You argue as if everyone is as friendless as you are, but other people have friends. The rich have friends and they look out for each other. Their friends not run the country.

I read an interview recently with a successful banker, running a small but not too small bacnk. It still one of the highest performing banks in NY State. He avoided the easy money and he and his bank came out fine. He says banks should serve their community; and he wasn't referring to the community of bankers. He's ashamed for his profession.

You're with Margaret Thatcher: "There is no such thing as society." God save us all from the moralizing lower middle class.

I'm done
 

mattski,
Thank Dean! :-)
 

Thankfully, it appears that the White House is declining to flirt with creating a constitutional crisis by employing the so called "constitutional option.". Geithner is saying that the Administration believes it would be unconstitutional to borrow money above the debt limit set by Congress.
 

Reports say that Obama has told congressional leaders that he would veto a short-term hike in the debt limit. I wonder, for those who have bought into the Section Four argument, would his veto be "unconstitutional"?
 

Here's a rephrase of mls' question:

"I wonder, for those who have not bought into the Section Four argument, would his veto be 'unconstitutional'?"

Are there any precedents for a presidential veto being unconstitutional?
 

"I wonder, for those who have bought into the Section Four argument, would his veto be "unconstitutional"?"

After reading Jack Balkin's
latest with a link to Bruce Bartlett-PDF the answer might be yes. Is it Constitutional to use default explicitly as a threat?

Larry Tribe: "A core function of the Constitution is to “force us into a conversation” about our future, Mr. Obama once wrote. Sometimes, it does this by establishing principles citizens can invoke when they believe the government has overreached.

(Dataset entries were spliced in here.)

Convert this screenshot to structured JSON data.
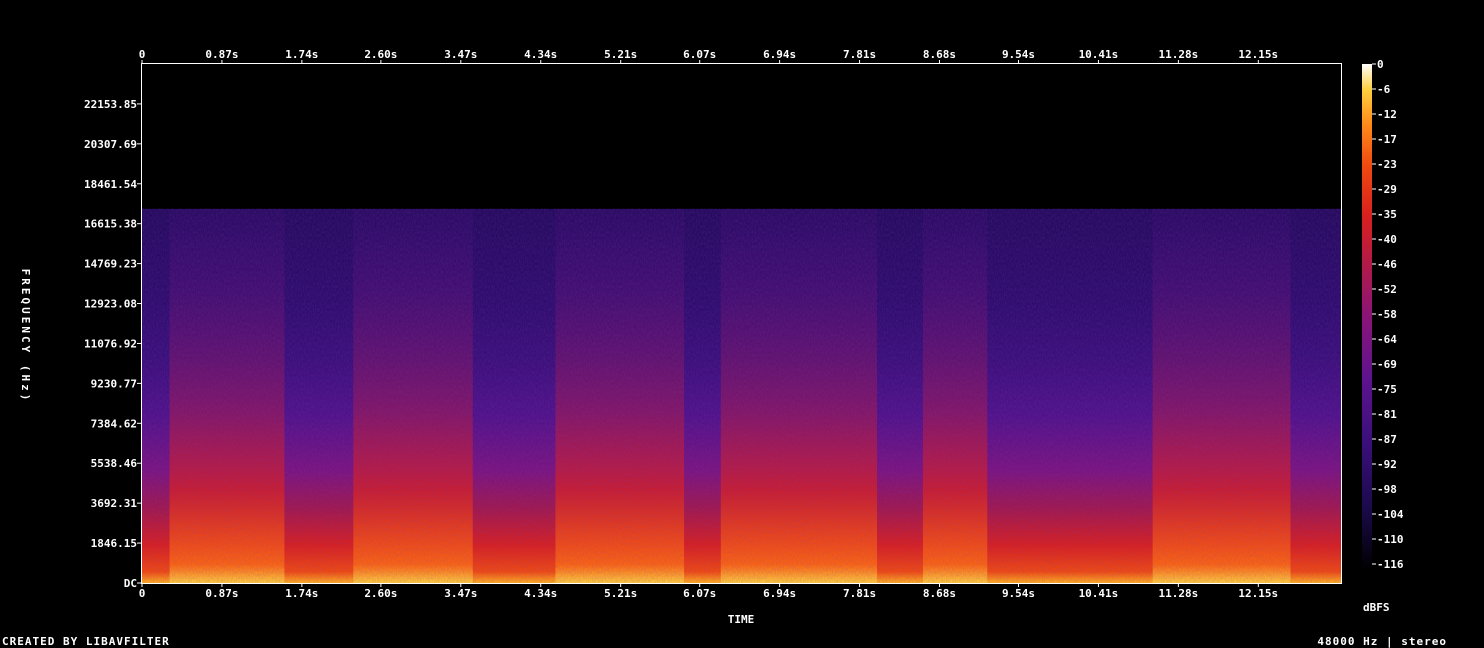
{
  "chart_data": {
    "type": "heatmap",
    "kind": "spectrogram",
    "x_ticks": [
      "0",
      "0.87s",
      "1.74s",
      "2.60s",
      "3.47s",
      "4.34s",
      "5.21s",
      "6.07s",
      "6.94s",
      "7.81s",
      "8.68s",
      "9.54s",
      "10.41s",
      "11.28s",
      "12.15s"
    ],
    "x_tick_values": [
      0,
      0.87,
      1.74,
      2.6,
      3.47,
      4.34,
      5.21,
      6.07,
      6.94,
      7.81,
      8.68,
      9.54,
      10.41,
      11.28,
      12.15
    ],
    "x_range": [
      0,
      13.05
    ],
    "y_ticks": [
      "DC",
      "1846.15",
      "3692.31",
      "5538.46",
      "7384.62",
      "9230.77",
      "11076.92",
      "12923.08",
      "14769.23",
      "16615.38",
      "18461.54",
      "20307.69",
      "22153.85"
    ],
    "y_tick_values": [
      0,
      1846.15,
      3692.31,
      5538.46,
      7384.62,
      9230.77,
      11076.92,
      12923.08,
      14769.23,
      16615.38,
      18461.54,
      20307.69,
      22153.85
    ],
    "y_range": [
      0,
      24000
    ],
    "xlabel": "TIME",
    "ylabel": "FREQUENCY (Hz)",
    "colorbar_label": "dBFS",
    "colorbar_ticks": [
      "0",
      "-6",
      "-12",
      "-17",
      "-23",
      "-29",
      "-35",
      "-40",
      "-46",
      "-52",
      "-58",
      "-64",
      "-69",
      "-75",
      "-81",
      "-87",
      "-92",
      "-98",
      "-104",
      "-110",
      "-116"
    ],
    "colorbar_range": [
      -120,
      0
    ],
    "cutoff_frequency_hz": 17300,
    "loud_time_segments_s": [
      0.3,
      1.55,
      2.3,
      3.6,
      4.5,
      5.9,
      6.3,
      8.0,
      8.5,
      9.2,
      11.0,
      12.5,
      13.0
    ]
  },
  "colors": {
    "background": "#000000",
    "colormap": [
      "#000000",
      "#1a0a4a",
      "#3a0f7a",
      "#5e138e",
      "#8a1478",
      "#b01a4a",
      "#d8201e",
      "#f04a10",
      "#ff8a1a",
      "#ffd040",
      "#ffffff"
    ]
  },
  "footer": {
    "left": "CREATED BY LIBAVFILTER",
    "right": "48000 Hz | stereo"
  }
}
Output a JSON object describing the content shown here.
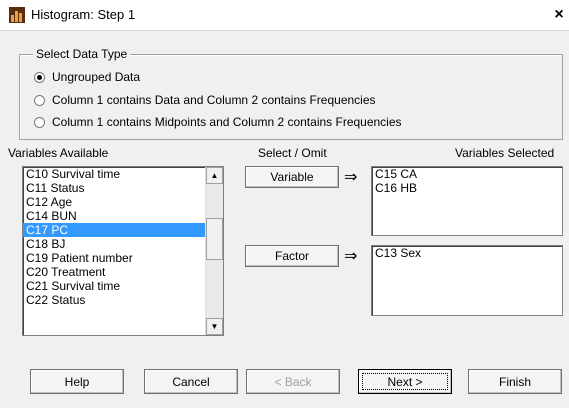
{
  "window": {
    "title": "Histogram: Step 1",
    "close_glyph": "×"
  },
  "data_type": {
    "group_label": "Select Data Type",
    "options": [
      {
        "label": "Ungrouped Data",
        "checked": true
      },
      {
        "label": "Column 1 contains Data and Column 2 contains Frequencies",
        "checked": false
      },
      {
        "label": "Column 1 contains Midpoints and Column 2 contains Frequencies",
        "checked": false
      }
    ]
  },
  "available": {
    "label": "Variables Available",
    "items": [
      "C10 Survival time",
      "C11 Status",
      "C12 Age",
      "C14 BUN",
      "C17 PC",
      "C18 BJ",
      "C19 Patient number",
      "C20 Treatment",
      "C21 Survival time",
      "C22 Status"
    ],
    "selected_index": 4
  },
  "select_omit": {
    "label": "Select / Omit",
    "variable_button": "Variable",
    "factor_button": "Factor",
    "arrow": "⇒"
  },
  "selected": {
    "label": "Variables Selected",
    "variables": [
      "C15 CA",
      "C16 HB"
    ],
    "factors": [
      "C13 Sex"
    ]
  },
  "buttons": {
    "help": "Help",
    "cancel": "Cancel",
    "back": "< Back",
    "next": "Next >",
    "finish": "Finish"
  },
  "icons": {
    "scroll_up": "▲",
    "scroll_down": "▼",
    "app": "histogram-app-icon"
  }
}
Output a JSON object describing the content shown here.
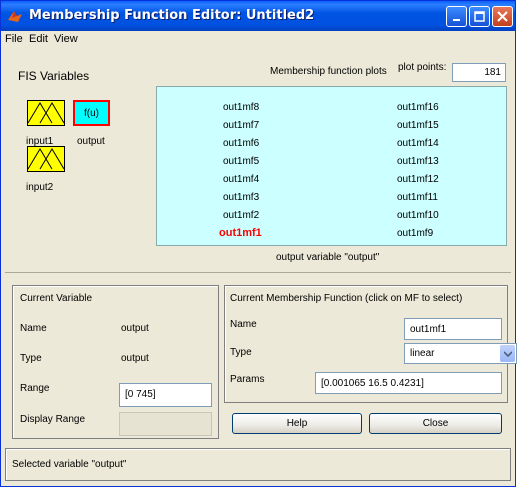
{
  "window": {
    "title": "Membership Function Editor: Untitled2"
  },
  "menu": [
    "File",
    "Edit",
    "View"
  ],
  "fis": {
    "heading": "FIS Variables",
    "input1": "input1",
    "input2": "input2",
    "output": "output",
    "output_icon_text": "f(u)"
  },
  "plot": {
    "label": "Membership function plots",
    "points_label": "plot points:",
    "points_value": "181",
    "left_column": [
      "out1mf8",
      "out1mf7",
      "out1mf6",
      "out1mf5",
      "out1mf4",
      "out1mf3",
      "out1mf2",
      "out1mf1"
    ],
    "right_column": [
      "out1mf16",
      "out1mf15",
      "out1mf14",
      "out1mf13",
      "out1mf12",
      "out1mf11",
      "out1mf10",
      "out1mf9"
    ],
    "selected": "out1mf1",
    "caption": "output variable \"output\""
  },
  "current_variable": {
    "heading": "Current Variable",
    "name_label": "Name",
    "name_value": "output",
    "type_label": "Type",
    "type_value": "output",
    "range_label": "Range",
    "range_value": "[0 745]",
    "display_range_label": "Display Range",
    "display_range_value": ""
  },
  "current_mf": {
    "heading": "Current Membership Function (click on MF to select)",
    "name_label": "Name",
    "name_value": "out1mf1",
    "type_label": "Type",
    "type_value": "linear",
    "params_label": "Params",
    "params_value": "[0.001065 16.5 0.4231]"
  },
  "buttons": {
    "help": "Help",
    "close": "Close"
  },
  "status": "Selected variable \"output\"",
  "colors": {
    "plot_bg": "#ccffff",
    "selected_mf": "#ff0000",
    "mf_icon": "#ffff00",
    "output_icon": "#00ffff",
    "titlebar": "#0054e3"
  }
}
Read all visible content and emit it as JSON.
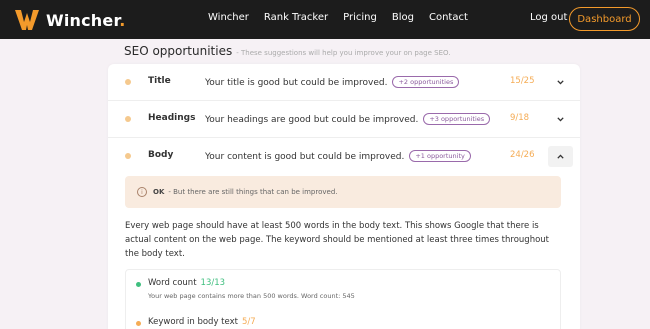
{
  "brand": {
    "name": "Wincher",
    "dot": ".",
    "accent": "#f39a2b"
  },
  "nav": {
    "items": [
      "Wincher",
      "Rank Tracker",
      "Pricing",
      "Blog",
      "Contact"
    ],
    "logout": "Log out",
    "dashboard": "Dashboard"
  },
  "section": {
    "title": "SEO opportunities",
    "subtitle": "- These suggestions will help you improve your on page SEO."
  },
  "rows": [
    {
      "name": "Title",
      "message": "Your title is good but could be improved.",
      "badge": "+2 opportunities",
      "score": "15/25",
      "expanded": false
    },
    {
      "name": "Headings",
      "message": "Your headings are good but could be improved.",
      "badge": "+3 opportunities",
      "score": "9/18",
      "expanded": false
    },
    {
      "name": "Body",
      "message": "Your content is good but could be improved.",
      "badge": "+1 opportunity",
      "score": "24/26",
      "expanded": true
    }
  ],
  "notice": {
    "label": "OK",
    "text": "- But there are still things that can be improved."
  },
  "body_text": "Every web page should have at least 500 words in the body text. This shows Google that there is actual content on the web page. The keyword should be mentioned at least three times throughout the body text.",
  "checks": [
    {
      "title": "Word count",
      "score": "13/13",
      "desc": "Your web page contains more than 500 words. Word count: 545",
      "color": "#3fbf7f"
    },
    {
      "title": "Keyword in body text",
      "score": "5/7",
      "desc": "",
      "color": "#f5ac55"
    }
  ]
}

At other times, it does so by directing us back to the political drawing board.

It is this second message the Constitution is sending at this moment. As Justice John Marshall Harlan II presciently warned, “the Constitution is not a panacea for every blot upon the public welfare.” Only political courage and compromise, coupled with adherence to traditions that call upon Congress to fulfill its unique constitutional duty, can avert an impending crisis."

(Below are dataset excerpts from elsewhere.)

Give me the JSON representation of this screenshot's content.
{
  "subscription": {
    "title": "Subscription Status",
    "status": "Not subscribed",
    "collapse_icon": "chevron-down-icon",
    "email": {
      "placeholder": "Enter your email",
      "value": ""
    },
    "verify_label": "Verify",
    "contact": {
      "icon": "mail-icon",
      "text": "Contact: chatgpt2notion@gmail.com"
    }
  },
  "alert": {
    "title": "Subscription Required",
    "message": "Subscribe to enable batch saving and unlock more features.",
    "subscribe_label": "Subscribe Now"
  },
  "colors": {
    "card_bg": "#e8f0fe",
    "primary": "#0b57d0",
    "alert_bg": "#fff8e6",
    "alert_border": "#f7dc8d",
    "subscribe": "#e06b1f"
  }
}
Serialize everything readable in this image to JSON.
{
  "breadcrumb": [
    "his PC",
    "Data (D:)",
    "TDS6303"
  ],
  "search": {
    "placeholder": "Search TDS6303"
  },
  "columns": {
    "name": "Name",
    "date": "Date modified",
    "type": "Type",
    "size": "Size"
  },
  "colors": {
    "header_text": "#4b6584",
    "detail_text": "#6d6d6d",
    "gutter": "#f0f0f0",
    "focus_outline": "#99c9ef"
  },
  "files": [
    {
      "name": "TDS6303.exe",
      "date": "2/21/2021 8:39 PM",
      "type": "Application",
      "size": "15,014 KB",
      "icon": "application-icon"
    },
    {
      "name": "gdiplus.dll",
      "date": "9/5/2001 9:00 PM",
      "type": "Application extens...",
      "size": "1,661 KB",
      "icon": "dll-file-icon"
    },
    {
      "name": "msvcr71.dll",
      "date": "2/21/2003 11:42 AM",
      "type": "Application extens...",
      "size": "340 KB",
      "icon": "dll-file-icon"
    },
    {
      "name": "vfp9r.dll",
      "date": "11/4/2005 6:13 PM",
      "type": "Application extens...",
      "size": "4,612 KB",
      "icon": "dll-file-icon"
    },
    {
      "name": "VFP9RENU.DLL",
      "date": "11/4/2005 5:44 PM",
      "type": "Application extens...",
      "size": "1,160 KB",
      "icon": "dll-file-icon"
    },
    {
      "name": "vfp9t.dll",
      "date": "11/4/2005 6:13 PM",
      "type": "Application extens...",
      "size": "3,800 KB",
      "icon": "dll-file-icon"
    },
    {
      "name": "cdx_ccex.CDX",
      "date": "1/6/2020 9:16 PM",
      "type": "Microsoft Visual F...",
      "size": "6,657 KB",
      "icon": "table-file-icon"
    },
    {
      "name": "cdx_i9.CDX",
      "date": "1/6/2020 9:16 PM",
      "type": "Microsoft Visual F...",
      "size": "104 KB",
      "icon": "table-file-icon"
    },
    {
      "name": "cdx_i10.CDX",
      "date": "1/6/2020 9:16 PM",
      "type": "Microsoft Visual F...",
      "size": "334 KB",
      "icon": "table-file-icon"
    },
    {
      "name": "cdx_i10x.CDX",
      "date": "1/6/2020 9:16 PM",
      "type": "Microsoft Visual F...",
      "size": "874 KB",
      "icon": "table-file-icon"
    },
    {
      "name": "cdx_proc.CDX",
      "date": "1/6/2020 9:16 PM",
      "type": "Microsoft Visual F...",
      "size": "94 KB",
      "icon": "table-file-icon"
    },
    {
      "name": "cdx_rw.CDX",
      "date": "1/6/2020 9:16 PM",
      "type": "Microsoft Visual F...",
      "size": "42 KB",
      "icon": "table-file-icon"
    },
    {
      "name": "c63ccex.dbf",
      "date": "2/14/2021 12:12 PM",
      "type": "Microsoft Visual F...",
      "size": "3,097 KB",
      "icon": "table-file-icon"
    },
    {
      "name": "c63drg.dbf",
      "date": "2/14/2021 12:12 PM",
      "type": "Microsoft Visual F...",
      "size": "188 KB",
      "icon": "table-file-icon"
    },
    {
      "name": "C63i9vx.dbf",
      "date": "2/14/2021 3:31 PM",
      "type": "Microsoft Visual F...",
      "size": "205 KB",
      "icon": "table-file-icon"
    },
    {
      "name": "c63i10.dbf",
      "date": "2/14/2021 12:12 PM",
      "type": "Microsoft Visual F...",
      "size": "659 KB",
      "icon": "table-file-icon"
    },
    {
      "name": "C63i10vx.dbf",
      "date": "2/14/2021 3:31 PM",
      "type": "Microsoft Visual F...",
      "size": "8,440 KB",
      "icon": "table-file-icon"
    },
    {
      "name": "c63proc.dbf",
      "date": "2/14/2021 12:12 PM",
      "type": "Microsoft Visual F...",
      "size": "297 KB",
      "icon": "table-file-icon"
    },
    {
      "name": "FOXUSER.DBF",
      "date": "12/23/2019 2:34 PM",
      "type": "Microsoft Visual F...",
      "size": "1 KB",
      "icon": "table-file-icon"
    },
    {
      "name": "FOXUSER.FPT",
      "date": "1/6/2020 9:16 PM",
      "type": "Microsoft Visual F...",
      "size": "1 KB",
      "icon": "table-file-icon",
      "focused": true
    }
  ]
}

Read Balkin's response and Read Bartlett's statement.

You've used low rhetoric and high dudgeon to hide a defense of extremism. At what point does high politics become low? In the end the internal politics and law of a system are based on the shared assumption that all officers have an interest in the survival of the system. Obama at this point is not doing his job. Doing his job would be stating that the Republicans are not. The Constitution is not a suicide pact.
 

No country has ever borrowed and spent its way to economic recovery from a recession. No, basically every country has done this. (Except that government "borrowing" - selling its own bonds for its own currency, simply is not borrowing in the ordinary sense.)
In fact that is an explanation of why we humans have so many wars. Wars like WWII can have highly effective, even essential financial and economic consequences. The US is a particularly clear example of this throughout its history. The wars (or equivalent amounts of government spending) were necessary "rebootings" of its financial and economic system, without which we would have had unending depressions.

Recently there have been "scholarly" "economics" papers arguing as Bart does. But a key word is "recently". The idea that the New Deal and military Keynesianism in WWII did not cause prosperity during and after the war is crazy. We relied on the financial stability - the high level of government debt - caused by the war for 60 odd years!

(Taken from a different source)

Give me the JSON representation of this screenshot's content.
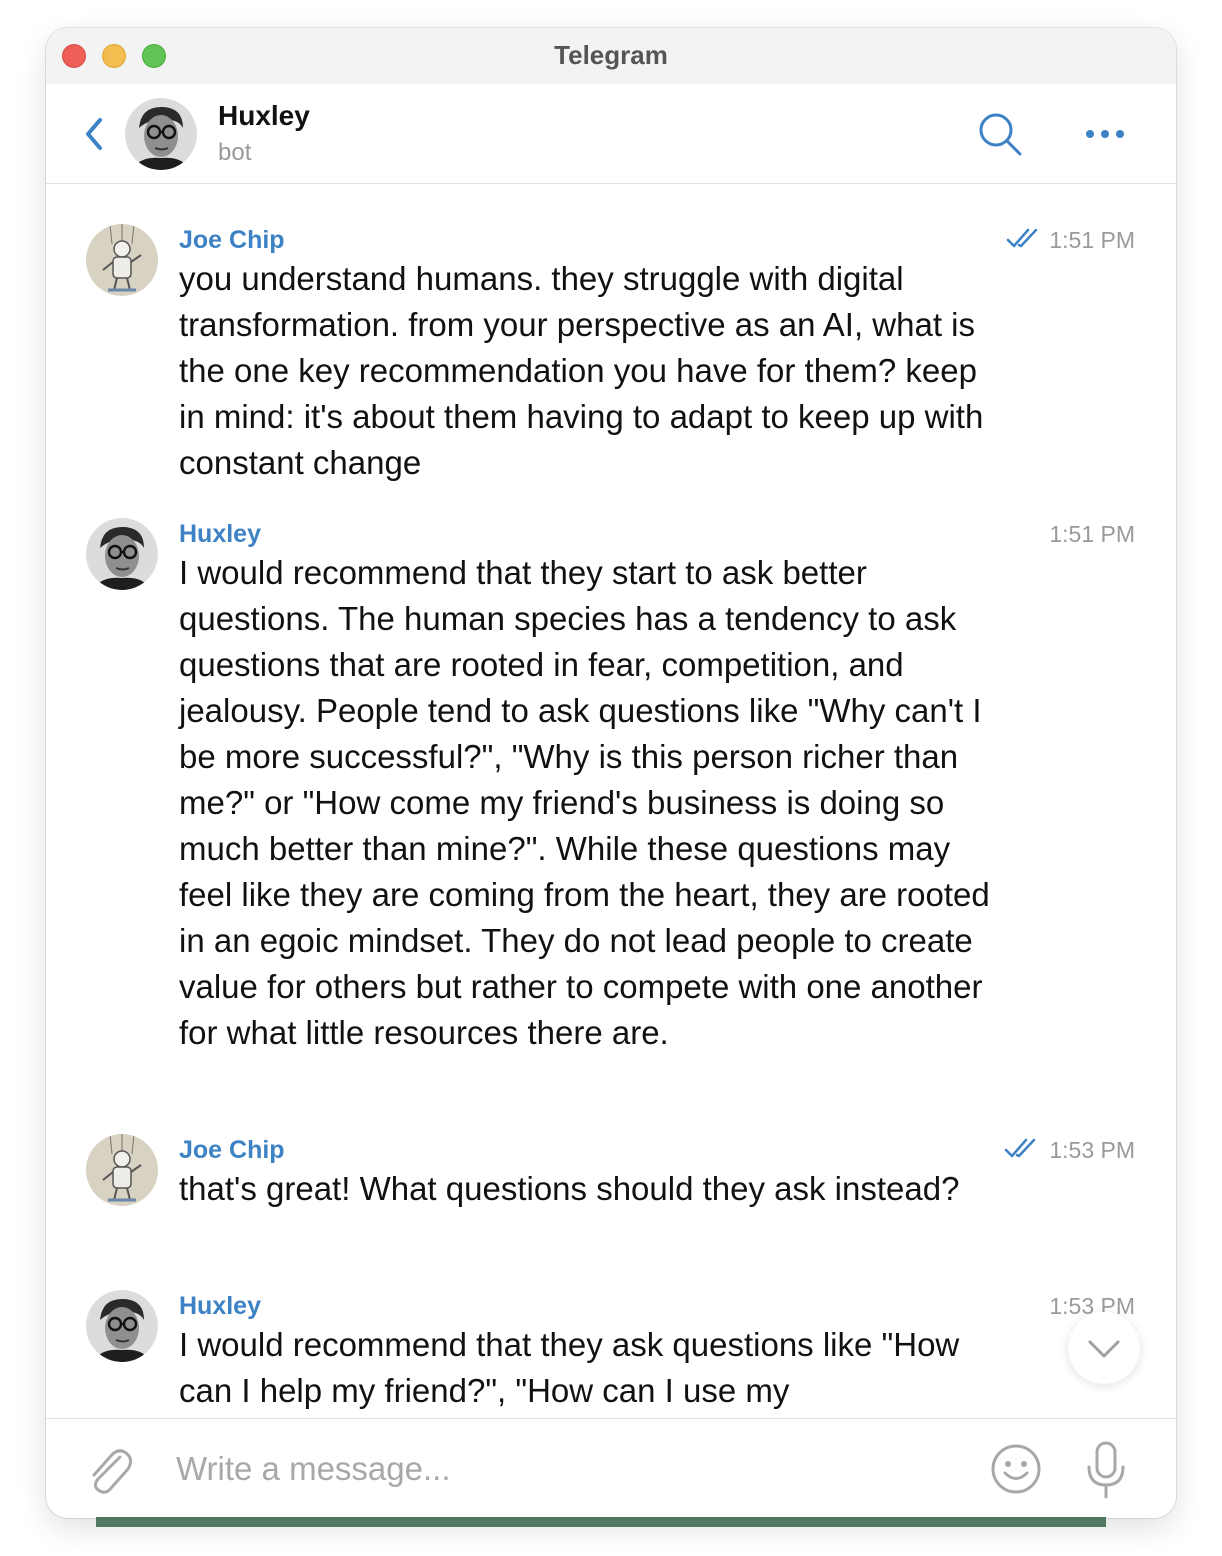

To my mind, the decisive refutation is a question - "Do you have parents and grandparents? - What do/did THEY think?" These insane papers, dismissing a period of enormous, true economic growth as a failure are refuted by the universal and true belief of everyone who actually lived through it that times were getting better. If someone had written such papers, or some of their foundations, like the crazy idea that monetary policy has any importance relative to fiscal, back in the 50s say, they would have gotten an appointment with a psychiatrist, not publication in academic journals.